Man-made items are constructed following directions called plans and specifications. Specifications are a unique kind of writing designed to convey intent. They are written instructions that set advance constraints on precisely what, how, and when particular materials will be used. Plans show geometric details of where materials are placed (though there is overlap between the two). Together, they must be detailed and selective enough to accurately and unambiguously communicate intended fabrication information to obtain all the product’s features.

Writing specifications and drawing plans can be difficult work. Designers are forced to initially build the project in their minds. They must visualize numerous details, and then clearly represent everything in that mental picture in words and drawings–a daunting task at any time, but especially for situations where no prototype even exists.

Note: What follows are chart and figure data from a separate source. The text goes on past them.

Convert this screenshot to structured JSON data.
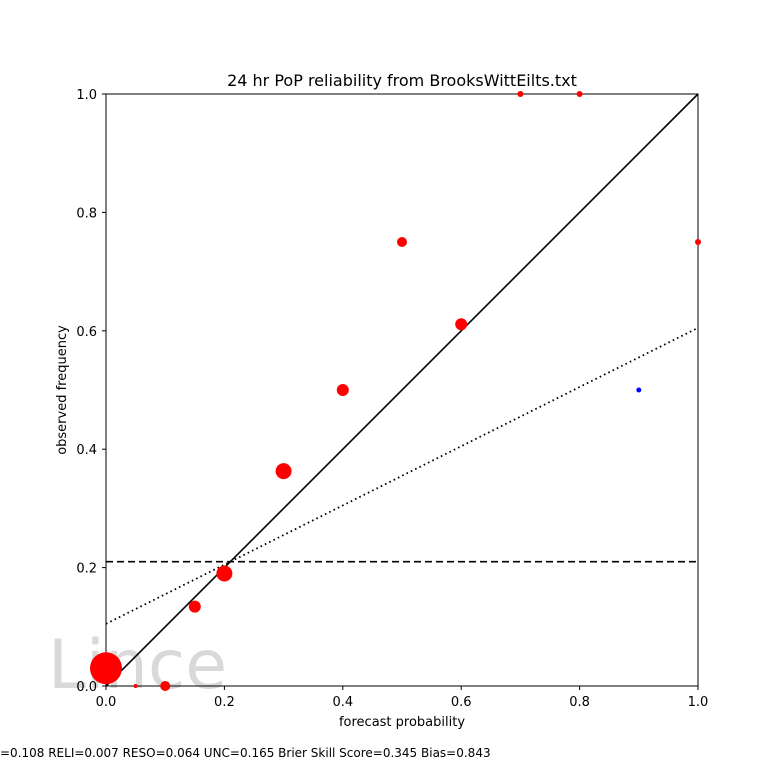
{
  "chart_data": {
    "type": "scatter",
    "title": "24 hr PoP reliability from BrooksWittEilts.txt",
    "xlabel": "forecast probability",
    "ylabel": "observed frequency",
    "xlim": [
      0,
      1
    ],
    "ylim": [
      0,
      1
    ],
    "x_ticks": [
      "0.0",
      "0.2",
      "0.4",
      "0.6",
      "0.8",
      "1.0"
    ],
    "y_ticks": [
      "0.0",
      "0.2",
      "0.4",
      "0.6",
      "0.8",
      "1.0"
    ],
    "grid": false,
    "series": [
      {
        "color": "#ff0000",
        "points": [
          {
            "x": 0.0,
            "y": 0.03,
            "r": 16
          },
          {
            "x": 0.05,
            "y": 0.0,
            "r": 2
          },
          {
            "x": 0.1,
            "y": 0.0,
            "r": 5
          },
          {
            "x": 0.15,
            "y": 0.134,
            "r": 6
          },
          {
            "x": 0.2,
            "y": 0.19,
            "r": 8
          },
          {
            "x": 0.3,
            "y": 0.363,
            "r": 8
          },
          {
            "x": 0.4,
            "y": 0.5,
            "r": 6
          },
          {
            "x": 0.5,
            "y": 0.75,
            "r": 5
          },
          {
            "x": 0.6,
            "y": 0.611,
            "r": 6
          },
          {
            "x": 0.7,
            "y": 1.0,
            "r": 3
          },
          {
            "x": 0.8,
            "y": 1.0,
            "r": 3
          },
          {
            "x": 1.0,
            "y": 0.75,
            "r": 3
          }
        ]
      },
      {
        "color": "#0000ff",
        "points": [
          {
            "x": 0.9,
            "y": 0.5,
            "r": 2.5
          }
        ]
      }
    ],
    "reference_lines": [
      {
        "kind": "diagonal",
        "style": "solid",
        "x": [
          0,
          1
        ],
        "y": [
          0,
          1
        ]
      },
      {
        "kind": "climatology",
        "style": "dashed",
        "x": [
          0,
          1
        ],
        "y": [
          0.21,
          0.21
        ]
      },
      {
        "kind": "fit",
        "style": "dotted",
        "x": [
          0,
          1
        ],
        "y": [
          0.105,
          0.605
        ]
      }
    ],
    "watermark": "Lince",
    "footer": "=0.108   RELI=0.007   RESO=0.064 UNC=0.165   Brier Skill Score=0.345   Bias=0.843"
  }
}
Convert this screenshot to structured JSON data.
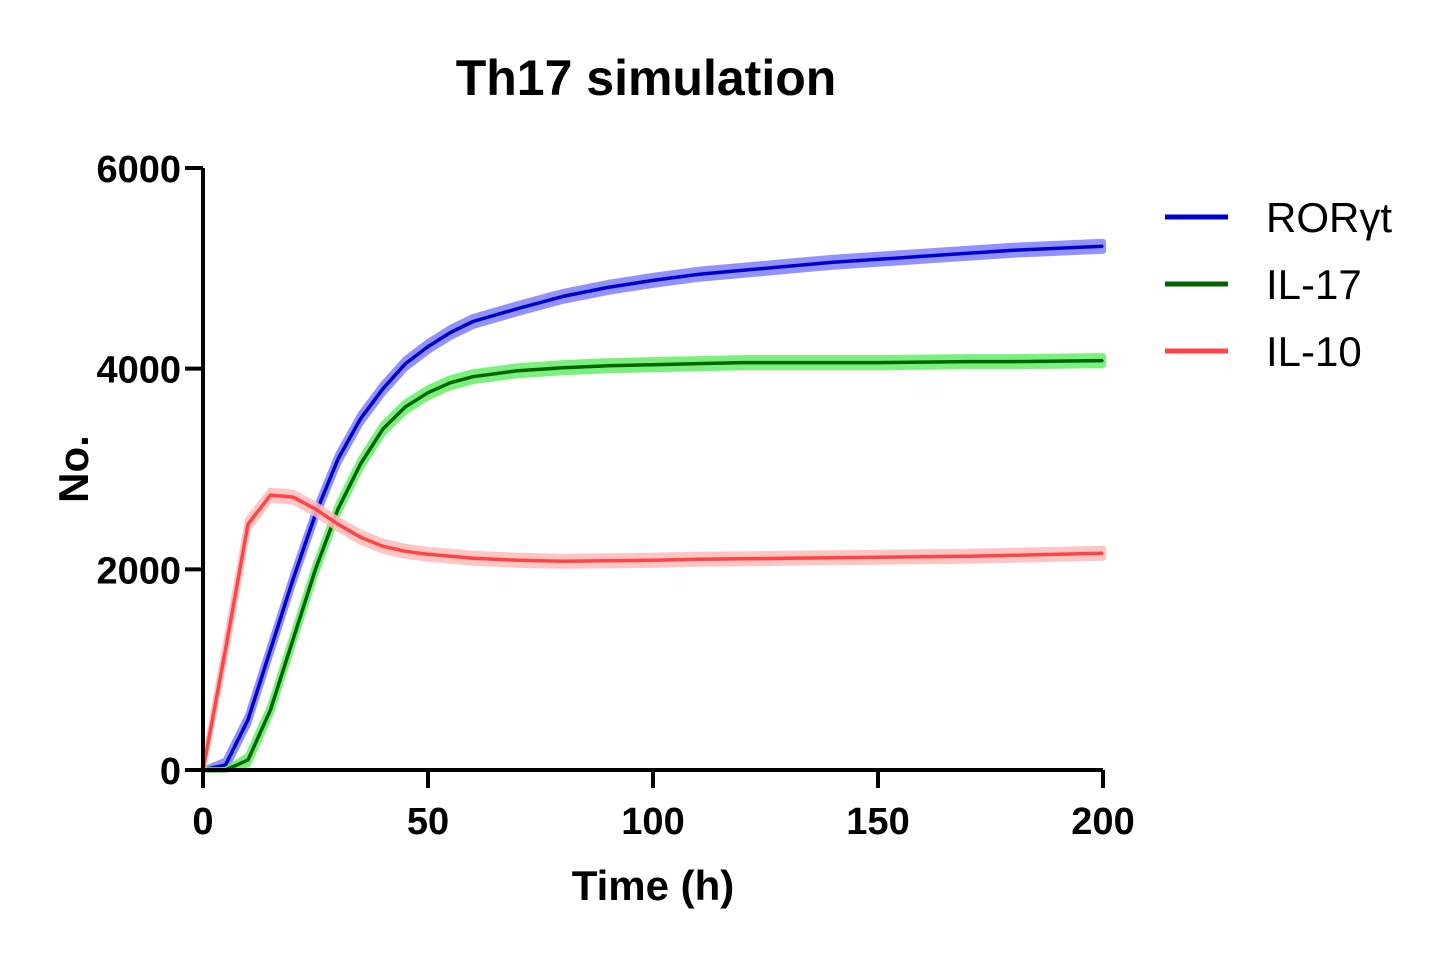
{
  "chart_data": {
    "type": "line",
    "title": "Th17 simulation",
    "xlabel": "Time (h)",
    "ylabel": "No.",
    "xlim": [
      0,
      200
    ],
    "ylim": [
      0,
      6000
    ],
    "x_ticks": [
      "0",
      "50",
      "100",
      "150",
      "200"
    ],
    "y_ticks": [
      "0",
      "2000",
      "4000",
      "6000"
    ],
    "grid": false,
    "legend_position": "top-right",
    "x": [
      0,
      5,
      10,
      15,
      20,
      25,
      30,
      35,
      40,
      45,
      50,
      55,
      60,
      70,
      80,
      90,
      100,
      110,
      120,
      130,
      140,
      150,
      160,
      170,
      180,
      190,
      200
    ],
    "series": [
      {
        "name": "RORγt",
        "color": "#0000cc",
        "band_color": "#8080ff",
        "values": [
          0,
          50,
          500,
          1200,
          1900,
          2550,
          3100,
          3500,
          3800,
          4050,
          4220,
          4360,
          4470,
          4600,
          4720,
          4810,
          4880,
          4940,
          4980,
          5020,
          5060,
          5090,
          5120,
          5150,
          5180,
          5200,
          5220
        ]
      },
      {
        "name": "IL-17",
        "color": "#006400",
        "band_color": "#66ee66",
        "values": [
          0,
          0,
          100,
          600,
          1300,
          2000,
          2600,
          3050,
          3400,
          3620,
          3760,
          3860,
          3920,
          3980,
          4010,
          4030,
          4040,
          4050,
          4060,
          4060,
          4060,
          4060,
          4065,
          4070,
          4070,
          4075,
          4080
        ]
      },
      {
        "name": "IL-10",
        "color": "#ff4444",
        "band_color": "#ffbbbb",
        "values": [
          0,
          1200,
          2450,
          2740,
          2720,
          2600,
          2450,
          2320,
          2230,
          2180,
          2150,
          2130,
          2110,
          2090,
          2080,
          2085,
          2090,
          2100,
          2105,
          2110,
          2115,
          2120,
          2125,
          2130,
          2140,
          2150,
          2160
        ]
      }
    ]
  }
}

It is important to highlight two points about specifications. First, they are as close of a representation of the designer’s thoughts as possible–but they are not the thoughts themselves. Thoughts exist independently of the paper or programs which convey them. Second, when plans or specifications exist for something, they are–without exception–a sign of conscious design. Why? They reveal an intentional state that is characteristically restrictive. It selects in advance particular attributes for an intended purpose–which is the exact opposite of blind natural processes that yield random, ill-defined, piecemeal conglomerations of whatever is available.

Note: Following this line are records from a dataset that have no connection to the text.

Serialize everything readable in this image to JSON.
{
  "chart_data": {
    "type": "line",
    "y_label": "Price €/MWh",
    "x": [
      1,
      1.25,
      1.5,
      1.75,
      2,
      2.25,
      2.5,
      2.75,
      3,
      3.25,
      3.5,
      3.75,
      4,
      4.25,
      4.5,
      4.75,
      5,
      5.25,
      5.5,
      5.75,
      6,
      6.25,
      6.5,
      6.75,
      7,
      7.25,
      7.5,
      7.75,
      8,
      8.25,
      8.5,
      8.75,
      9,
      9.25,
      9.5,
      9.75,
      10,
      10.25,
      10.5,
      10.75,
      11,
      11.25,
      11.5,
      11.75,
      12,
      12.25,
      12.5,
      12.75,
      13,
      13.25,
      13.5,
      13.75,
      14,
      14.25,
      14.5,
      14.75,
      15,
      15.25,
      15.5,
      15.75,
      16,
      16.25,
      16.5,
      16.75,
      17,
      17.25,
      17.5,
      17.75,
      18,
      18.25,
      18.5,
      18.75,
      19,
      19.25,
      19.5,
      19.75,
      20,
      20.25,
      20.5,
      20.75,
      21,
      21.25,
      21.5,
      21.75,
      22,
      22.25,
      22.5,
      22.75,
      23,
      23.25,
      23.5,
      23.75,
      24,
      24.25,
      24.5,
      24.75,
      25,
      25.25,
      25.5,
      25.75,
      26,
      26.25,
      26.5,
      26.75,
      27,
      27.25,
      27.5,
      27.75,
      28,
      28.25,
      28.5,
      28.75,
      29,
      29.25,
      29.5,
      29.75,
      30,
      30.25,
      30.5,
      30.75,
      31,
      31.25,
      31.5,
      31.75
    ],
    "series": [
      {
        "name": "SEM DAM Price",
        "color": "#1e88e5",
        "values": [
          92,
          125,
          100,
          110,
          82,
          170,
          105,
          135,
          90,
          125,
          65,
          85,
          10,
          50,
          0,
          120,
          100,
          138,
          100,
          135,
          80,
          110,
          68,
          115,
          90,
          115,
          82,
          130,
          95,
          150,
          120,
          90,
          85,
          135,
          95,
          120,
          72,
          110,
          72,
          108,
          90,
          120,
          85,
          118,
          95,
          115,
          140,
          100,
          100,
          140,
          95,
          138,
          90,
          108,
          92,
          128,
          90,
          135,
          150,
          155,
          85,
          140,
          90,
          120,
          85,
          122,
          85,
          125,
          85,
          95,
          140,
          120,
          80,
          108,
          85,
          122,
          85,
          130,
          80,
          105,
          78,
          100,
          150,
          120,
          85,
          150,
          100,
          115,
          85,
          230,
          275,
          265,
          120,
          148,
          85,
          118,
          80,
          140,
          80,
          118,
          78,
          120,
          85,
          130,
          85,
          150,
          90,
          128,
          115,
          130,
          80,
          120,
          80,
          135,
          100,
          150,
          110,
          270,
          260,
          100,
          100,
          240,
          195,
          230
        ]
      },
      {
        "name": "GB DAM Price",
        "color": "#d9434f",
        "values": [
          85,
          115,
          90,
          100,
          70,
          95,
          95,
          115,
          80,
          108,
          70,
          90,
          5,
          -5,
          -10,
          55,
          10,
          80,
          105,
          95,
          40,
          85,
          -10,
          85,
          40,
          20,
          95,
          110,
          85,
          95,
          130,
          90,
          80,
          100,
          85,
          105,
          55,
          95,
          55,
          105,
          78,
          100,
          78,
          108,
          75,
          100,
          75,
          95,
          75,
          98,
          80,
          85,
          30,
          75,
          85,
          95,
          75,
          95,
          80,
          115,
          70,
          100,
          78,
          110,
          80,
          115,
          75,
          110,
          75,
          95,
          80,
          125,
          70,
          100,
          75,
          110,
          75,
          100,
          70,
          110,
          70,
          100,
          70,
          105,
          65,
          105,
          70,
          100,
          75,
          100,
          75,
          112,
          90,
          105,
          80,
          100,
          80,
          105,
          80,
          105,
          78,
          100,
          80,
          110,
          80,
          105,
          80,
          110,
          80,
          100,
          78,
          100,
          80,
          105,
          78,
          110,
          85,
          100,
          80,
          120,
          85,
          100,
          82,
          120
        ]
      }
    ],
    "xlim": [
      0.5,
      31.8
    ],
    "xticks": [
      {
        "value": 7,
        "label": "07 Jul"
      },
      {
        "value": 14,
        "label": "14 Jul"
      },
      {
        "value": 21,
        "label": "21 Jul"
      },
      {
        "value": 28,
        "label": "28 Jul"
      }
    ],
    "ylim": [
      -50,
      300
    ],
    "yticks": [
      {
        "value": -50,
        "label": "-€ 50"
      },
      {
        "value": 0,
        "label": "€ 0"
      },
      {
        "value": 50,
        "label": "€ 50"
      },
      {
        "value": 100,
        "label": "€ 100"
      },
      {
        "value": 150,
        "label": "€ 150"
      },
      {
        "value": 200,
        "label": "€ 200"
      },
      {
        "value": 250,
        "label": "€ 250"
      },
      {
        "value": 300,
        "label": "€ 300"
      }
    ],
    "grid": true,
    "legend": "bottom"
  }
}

So the secret to great architecture [or to building great human beings, or to building great Chesapeake Bay oysters!] is not in the drawings, but in the mind of the architect [i.e., the mind who creates the ideas about what should be built].

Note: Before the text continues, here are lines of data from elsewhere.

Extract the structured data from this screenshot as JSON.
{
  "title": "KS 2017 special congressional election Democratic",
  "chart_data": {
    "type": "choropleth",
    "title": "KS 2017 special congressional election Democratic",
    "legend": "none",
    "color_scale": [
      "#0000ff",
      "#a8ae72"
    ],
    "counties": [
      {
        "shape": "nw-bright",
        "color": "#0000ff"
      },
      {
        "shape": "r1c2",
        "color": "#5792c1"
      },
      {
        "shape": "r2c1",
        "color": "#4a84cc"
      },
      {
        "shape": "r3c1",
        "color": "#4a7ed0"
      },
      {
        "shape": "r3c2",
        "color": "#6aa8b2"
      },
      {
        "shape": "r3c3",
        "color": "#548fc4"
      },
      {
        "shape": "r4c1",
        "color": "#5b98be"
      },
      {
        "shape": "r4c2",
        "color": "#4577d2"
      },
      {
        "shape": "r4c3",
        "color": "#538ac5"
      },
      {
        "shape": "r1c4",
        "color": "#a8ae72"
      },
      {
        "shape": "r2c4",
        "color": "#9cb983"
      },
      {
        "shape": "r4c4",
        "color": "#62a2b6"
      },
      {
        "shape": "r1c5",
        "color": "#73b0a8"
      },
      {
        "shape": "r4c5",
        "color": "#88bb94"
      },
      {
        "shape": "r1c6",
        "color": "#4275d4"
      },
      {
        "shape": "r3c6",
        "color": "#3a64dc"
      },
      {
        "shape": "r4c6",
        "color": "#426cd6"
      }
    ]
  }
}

When evolutionary biologists determine the structure or sequence of DNA, they believe they uncover the secret of life.2 Disregarding the fact that information is immaterial, they fixate on the material of DNA. But they are incorrect. Functioning just like specifications, DNA is manipulated by specialized proteins that enable it to transfer, transcribe, store, and recall information for building a living thing–but it is not the information.

The real secret of life is the [purposeful] information.

[Quoting Randy J. Guliuzza, “Natural Selection is Not ‘Nature’s Design Process’”, ACTS & FACTS, 39(6):10-11 (June 2010).]

In other words, by promoting both conservation and aquaculture, human experts are showing resourcefulness, by facilitating juvenile oysters to display their own resourcefulness! And both kinds of resourcefulness interactively display God’s own resourceful imagination – because it was God Who gave resourceful thinking to humans, and it was God Who preprogrammed and bioengineered resourceful instincts into homesteading oysters.

Oyster-restoration-substrate.JoeReiger-workshop

(PowerPoint slide credit: Joe Reiger’s Oyster Restoration Workshop)

So, what is the bottom line on this? God fitted oysters to fill many underwater habitats, not just oysterbed reefs composed of preëxisting oyster shells.